Dans son restaurant, les clients mangent ce qu’il y a. “Le poisson est trop cher, explique-t-elle, alors ils vont dans la brousse et je leur prépare ce qu’ils m’apportent.” Tous les Ivoiriens ne consomment pas ces animaux, nuance Zran. Sur la côte, on mange surtout du poisson, et les musulmans ne peuvent pas consommer de viande de brousse. Mais, pour une grande partie des Ivoiriens, cet aliment est non seulement nécessaire pour survivre, mais sa consommation est un élément important de la culture ivoirienne.

“Quand la famille se réunit, c’est le plat traditionnel. C’est impossible de l’interdire”

Des écosystèmes bouleversés Marceline Bah, présidente de l’association Les Amis de la nature, éduque ses compatriotes sur les dangers liés à la consommation de viande d’animaux sauvages. Non seulement elle les alerte sur les risques de maladies, mais aussi sur les conséquences catastrophiques pour la nature.

Aujourd’hui, on voit de moins en moins d’animaux. Nous en avons fait disparaître beaucoup. Et il n’y a presque plus de pangolins, il en reste très peu.

Selon le Fonds mondial pour la nature (WWF), le nombre d’animaux sauvages du continent africain a diminué de 65 % en un demi-siècle. Le WWF attribue ce phénomène en grande partie à “l’activité humaine”. De plus, le gibier n’est pas seulement destiné à la consommation locale, il est aussi vendu ailleurs. À quelques kilomètres d’Agou, le long de la route asphaltée qui relie le sud-est de la Côte d’Ivoire à la ville côtière d’Abidjan, une multitude de chasseurs font commerce de leurs captures du jour.

Quand une voiture s’arrête sur le bas-côté, ils se précipitent vers le véhicule avec des serpents et des rongeurs qui leur pendent des mains. Certains proposent des pangolins, même s’il est de plus en plus difficile d’en trouver dans le pays. Mais dès que les vendeurs se rendent compte qu’ils ont affaire à un journaliste, l’animal mort disparaît dans une glacière.

Par ici on n’en voit presque plus, regrette Bah, mais certains restaurants du village en proposent encore. Un plat de pangolin est plus cher qu’un plat de n’importe quelle autre viande de brousse.

Depuis 2000, le taux de braconnage de pangolins a augmenté de façon exponentielle, souligne Claire Okell, directrice de The Pangolin Project, une ONG qui vise à protéger cet animal. Les quatre espèces du continent sont en danger d’extinction. La survie des quatre qui vivent en Asie ne tient qu’à un fil. Depuis 2000, à mesure que les espèces asiatiques diminuent, le braconnage gagne du terrain en Afrique et menace celles qui survivent sur le continent.

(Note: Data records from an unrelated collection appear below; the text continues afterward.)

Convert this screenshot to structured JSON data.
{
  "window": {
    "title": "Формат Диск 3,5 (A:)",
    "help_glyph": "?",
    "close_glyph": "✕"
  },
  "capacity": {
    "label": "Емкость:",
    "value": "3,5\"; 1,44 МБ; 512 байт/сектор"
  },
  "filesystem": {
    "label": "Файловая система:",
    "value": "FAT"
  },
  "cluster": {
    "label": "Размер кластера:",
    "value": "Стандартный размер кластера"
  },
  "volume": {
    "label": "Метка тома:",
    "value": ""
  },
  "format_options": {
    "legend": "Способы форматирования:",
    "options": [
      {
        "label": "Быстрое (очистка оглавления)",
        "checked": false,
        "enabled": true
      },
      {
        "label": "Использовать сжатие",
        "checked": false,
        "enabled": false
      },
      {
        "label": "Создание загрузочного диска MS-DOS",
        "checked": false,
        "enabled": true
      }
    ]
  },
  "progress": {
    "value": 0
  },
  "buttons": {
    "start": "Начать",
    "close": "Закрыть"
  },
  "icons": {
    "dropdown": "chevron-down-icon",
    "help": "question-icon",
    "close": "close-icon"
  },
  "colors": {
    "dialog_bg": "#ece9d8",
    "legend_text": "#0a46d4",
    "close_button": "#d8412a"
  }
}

Des moins en moins de pangolins Tandis que les Ivoiriens consomment la viande du pangolin, ses écailles sont généralement exportées vers la Chine. Là, les plaques de kératine sont moulues et servent à la préparation de médicaments traditionnels. Récemment, tant en Chine qu’en Côte d’Ivoire, des mesures ont été prises pour réduire le trafic de pangolins. L’année dernière, dans le pays africain, trois tonnes d’écailles ont été saisies et incinérées, une mise en garde symbolique pour les braconniers et les trafiquants.

En Chine, les écailles de pangolin ont été rayées de la liste des ingrédients autorisés dans la médecine traditionnelle. Selon Zran, même si les Ivoiriens sont en partie responsables de la disparition du pangolin, il est difficile de mettre fin à leurs pratiques.

La cause principale est que les gens continuent à chasser cet animal pour leur propre consommation. Nous en mangeons trop.”

Tandis qu’il parcourt le bois à proximité d’Agou, Fofana s’immobilise soudain. Au loin, on entend un craquement. Le chasseur soupçonne la présence d’un cerf, mais s’il s’agissait un pangolin, ce serait parfait. Il n’aurait même pas à utiliser le fusil de son grand-père pour le chasser, car lorsque l’un d’entre eux se sent menacé, il se roule en boule. “Il n’y a plus qu’à le ramasser”, ajoute-t-il.

Tout en épiant à travers les arbustes, le jeune homme se met à genoux sans faire de bruit. Il s’appuie sur les narines de l’index et du pouce ; un fort appel nasal résonne dans la campagne. De l’autre côté de la clairière, tout reste silencieux. Fofana s’approche en rampant, mais il ne tarde pas à découvrir que l’animal qui était là est parti depuis longtemps. Le chasseur aura peut-être plus de chance demain.